Por Mohamed Parrini, CEO do Hospital Moinhos de Vento
Com a COP30 em andamento, é impossível falar de futuro sem falar de clima e saúde. As mudanças climáticas não afetam apenas o meio ambiente: impactam a economia, o desenho das cidades e, de forma profunda, a saúde física e emocional das pessoas.
O que o Rio Grande do Sul viveu em 2024 ensinou muito. O trauma das enchentes ainda ecoa, e muitos gaúchos sentem angústia com novas previsões de chuva. As ondas de calor também se intensificam: segundo a The Lancet, as mortes relacionadas às altas temperaturas cresceram 23% desde 1990. Na prática, ignorar o meio ambiente é uma forma sofisticada de autodestruição. O desrespeito à natureza é um ataque a nós mesmos, às cidades que se afogam, às gerações que herdarão um futuro mais hostil.

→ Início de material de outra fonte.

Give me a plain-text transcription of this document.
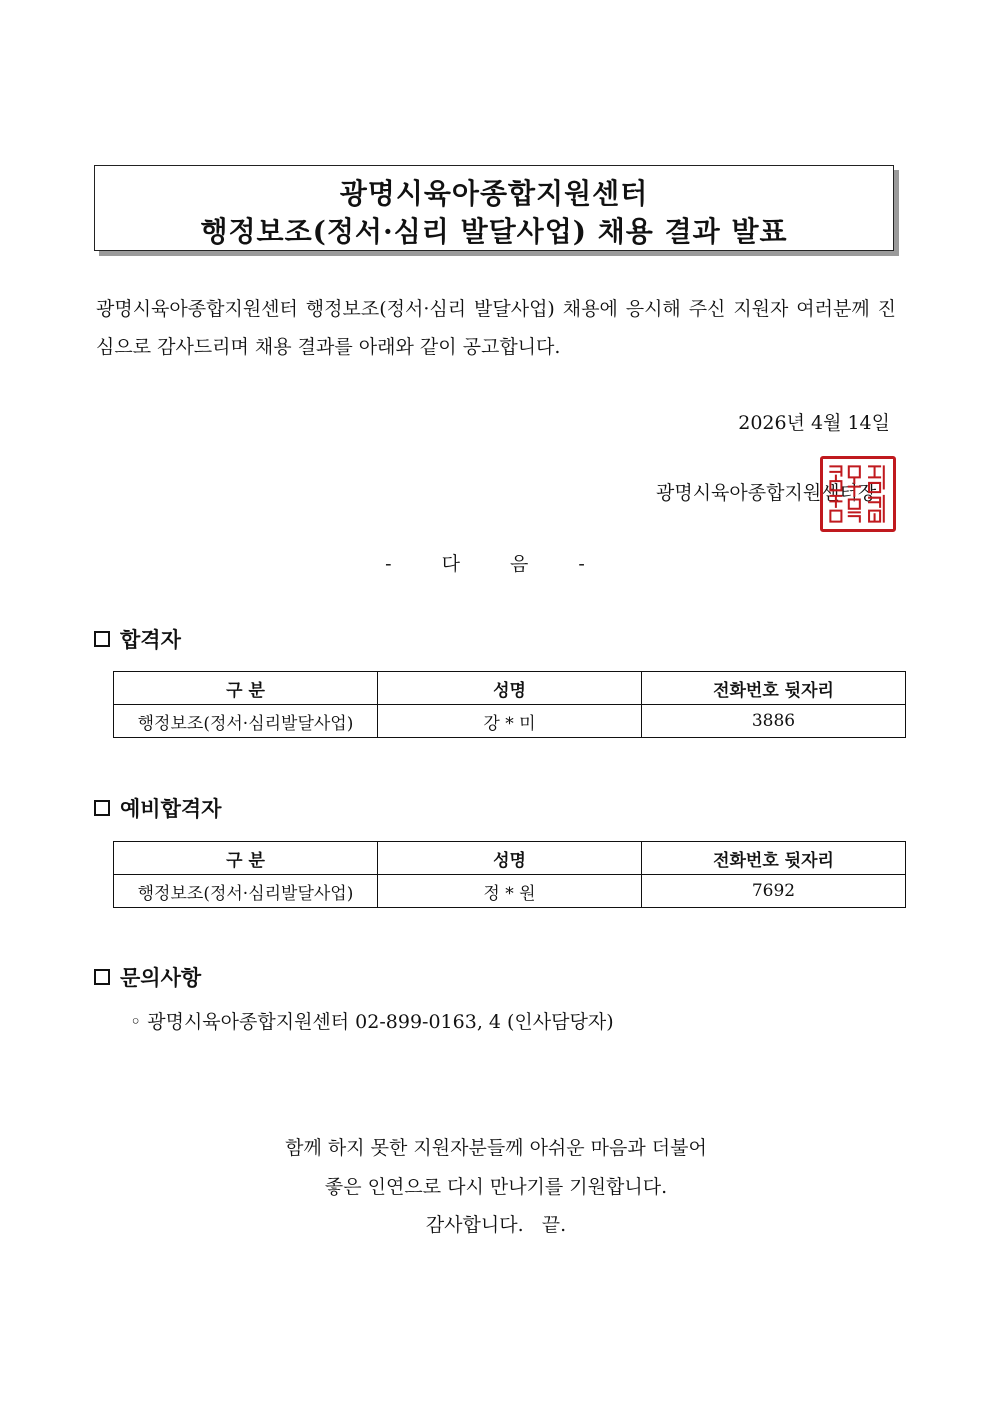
광명시육아종합지원센터
행정보조(정서·심리 발달사업) 채용 결과 발표
광명시육아종합지원센터 행정보조(정서·심리 발달사업) 채용에 응시해 주신 지원자 여러분께 진심으로 감사드리며 채용 결과를 아래와 같이 공고합니다.
2026년 4월 14일
광명시육아종합지원센터장
- 다 음 -
합격자
구 분	성명	전화번호 뒷자리
행정보조(정서·심리발달사업)	강 * 미	3886
예비합격자
구 분	성명	전화번호 뒷자리
행정보조(정서·심리발달사업)	정 * 원	7692
문의사항
◦ 광명시육아종합지원센터 02-899-0163, 4 (인사담당자)
함께 하지 못한 지원자분들께 아쉬운 마음과 더불어
좋은 인연으로 다시 만나기를 기원합니다.
감사합니다.   끝.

E um hospital que cuida de vidas não pode ser indiferente ao clima que as abriga. No Moinhos de Vento, entendemos que enfrentar essa realidade é dever de todos — instituições, empresas e sociedade. Hoje, 100% da energia que utilizamos vem de fontes renováveis. Operamos uma usina fotovoltaica nas áreas administrativas e temos a meta de zerar as emissões de carbono até 2027. Fomos o primeiro hospital do país com central de reciclagem própria, processando mais de 30 toneladas por mês. E para cada bebê nascido no Moinhos, plantamos uma árvore — já são 11 mil, rumo a 20 mil nos próximos dois anos.
O verdadeiro ativismo é pedagógico, empático e prático: ele escuta e dialoga para convencer
Essas iniciativas refletem o nosso jeito de cuidar: metas claras, parceria e responsabilidade compartilhada. Avançamos junto ao poder público, universidades, empresas e sociedade civil, porque soluções climáticas exigem coalizões duradouras. É uma agenda apartidária e contínua.
O desafio não é apenas salvar o planeta — é salvar a convivência. A transição verde não se faz com o exílio dos céticos, mas com a inclusão dos que ainda não despertaram. O verdadeiro ativismo é pedagógico, empático e prático: ele escuta e dialoga para convencer. E quando as instituições abraçam essa agenda, elas traduzem a urgência climática em consciência pública, bem-estar humano e inovação sustentável.